Diving in the Big Data Lake? How to Keep Your Head Above the Waterline
I’m excited to share an announcement today about a partnership between Syncsort and Waterline Data Science. The partnership brings about a whole new way of pulling value from your data.
Imagine this scenario: your organization has chosen to offload some of the customer and product data from the EDW onto your Hadoop cluster; another group has been loading your website logs and twitter streams into Hadoop. How do you bring this data together to leverage for analytics?

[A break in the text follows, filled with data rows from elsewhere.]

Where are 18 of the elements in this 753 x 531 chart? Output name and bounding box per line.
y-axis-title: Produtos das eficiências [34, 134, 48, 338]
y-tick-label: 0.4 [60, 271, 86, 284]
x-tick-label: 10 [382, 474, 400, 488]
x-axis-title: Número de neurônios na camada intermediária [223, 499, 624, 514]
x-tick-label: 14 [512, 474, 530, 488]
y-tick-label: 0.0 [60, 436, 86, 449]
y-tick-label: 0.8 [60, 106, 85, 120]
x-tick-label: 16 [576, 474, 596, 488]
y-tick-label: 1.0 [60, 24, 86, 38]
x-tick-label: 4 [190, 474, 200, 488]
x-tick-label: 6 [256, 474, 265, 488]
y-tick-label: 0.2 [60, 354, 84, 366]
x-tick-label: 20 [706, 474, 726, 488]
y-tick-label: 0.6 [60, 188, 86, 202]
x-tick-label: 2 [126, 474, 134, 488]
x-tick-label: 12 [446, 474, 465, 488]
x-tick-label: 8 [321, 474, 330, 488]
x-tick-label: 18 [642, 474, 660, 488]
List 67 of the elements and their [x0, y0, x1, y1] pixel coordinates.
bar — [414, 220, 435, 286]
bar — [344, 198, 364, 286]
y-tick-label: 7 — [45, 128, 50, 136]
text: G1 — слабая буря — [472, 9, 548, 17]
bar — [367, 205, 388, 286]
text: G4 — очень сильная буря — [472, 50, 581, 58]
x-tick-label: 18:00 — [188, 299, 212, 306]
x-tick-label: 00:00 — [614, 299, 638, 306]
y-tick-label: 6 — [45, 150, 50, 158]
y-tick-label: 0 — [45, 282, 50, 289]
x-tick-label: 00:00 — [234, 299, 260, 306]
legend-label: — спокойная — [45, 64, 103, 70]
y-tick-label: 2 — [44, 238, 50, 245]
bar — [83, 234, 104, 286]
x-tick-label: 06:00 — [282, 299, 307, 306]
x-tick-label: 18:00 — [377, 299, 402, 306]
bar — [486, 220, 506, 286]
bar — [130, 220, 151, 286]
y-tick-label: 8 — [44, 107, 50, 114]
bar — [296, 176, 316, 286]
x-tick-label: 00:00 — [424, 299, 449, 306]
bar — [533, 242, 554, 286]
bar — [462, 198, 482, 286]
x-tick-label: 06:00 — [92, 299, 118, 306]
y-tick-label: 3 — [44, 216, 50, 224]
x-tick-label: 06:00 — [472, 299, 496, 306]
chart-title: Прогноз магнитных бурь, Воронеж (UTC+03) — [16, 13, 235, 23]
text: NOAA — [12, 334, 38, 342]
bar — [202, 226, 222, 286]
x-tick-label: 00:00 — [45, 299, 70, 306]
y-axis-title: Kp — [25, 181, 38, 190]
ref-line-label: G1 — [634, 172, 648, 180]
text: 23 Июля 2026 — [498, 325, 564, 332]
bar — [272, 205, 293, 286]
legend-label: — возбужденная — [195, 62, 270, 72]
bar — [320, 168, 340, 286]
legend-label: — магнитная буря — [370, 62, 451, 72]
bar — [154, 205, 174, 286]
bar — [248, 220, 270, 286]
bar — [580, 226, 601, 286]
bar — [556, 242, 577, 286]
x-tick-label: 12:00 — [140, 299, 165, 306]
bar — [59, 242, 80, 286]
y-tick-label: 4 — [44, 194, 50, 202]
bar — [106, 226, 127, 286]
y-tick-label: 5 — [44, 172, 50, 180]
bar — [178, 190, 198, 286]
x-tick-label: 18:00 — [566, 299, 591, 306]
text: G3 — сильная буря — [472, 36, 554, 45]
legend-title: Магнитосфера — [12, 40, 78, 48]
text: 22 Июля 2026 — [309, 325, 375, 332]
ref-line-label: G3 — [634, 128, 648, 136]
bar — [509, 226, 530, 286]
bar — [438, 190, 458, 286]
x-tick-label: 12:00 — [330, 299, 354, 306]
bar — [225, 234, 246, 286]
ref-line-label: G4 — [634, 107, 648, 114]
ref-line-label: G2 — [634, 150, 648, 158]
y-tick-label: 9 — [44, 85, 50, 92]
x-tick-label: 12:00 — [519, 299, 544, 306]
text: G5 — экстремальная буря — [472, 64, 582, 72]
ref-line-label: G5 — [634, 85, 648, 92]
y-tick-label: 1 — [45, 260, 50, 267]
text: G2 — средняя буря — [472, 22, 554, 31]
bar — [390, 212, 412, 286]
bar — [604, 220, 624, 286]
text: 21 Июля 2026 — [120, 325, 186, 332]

Waterline can not only add schema and structure to that data, but may find correlations between it and your customers and products. This discovery represents new data inventory along with structure. Syncsort can then be used to join those data sets in ways that were never anticipated, and used to aggregate output in analytics-friendly formats like Tableau.
Syncsort has been helping many enterprise data architects move and process data to reduce load in their traditional Enterprise Data Warehouse (EDW) and mainframe environments. Syncsort DMX, as an ETL tool, allows fast and efficient data transfer, as well as enrichment and data cleansing on the way to Hadoop. Syncsort DMX-h on Hadoop then allows complex processing flows to be created very simply via a GUI. The processing does not require Java code generation or the use of inefficient SQL-to-MapReduce engines.
So much data is coming into Hadoop in the form of unstructured data that will never be housed in the traditional EDW. Waterline Data Inventory gives you the chance to learn about the data that you don’t know well. It can find relationships between the unexplored social media data and the well-understood enterprise data that originates in the EDW. The so-called “data lakes” that are being created have a wild mix of known data from the EDW and the mainframe, and unknown data from logs and websites.
We think that this kind of automated discovery, assisted by domain expertise in the enterprise, will lead to a new realm of value in the use of distributed processing frameworks like Hadoop.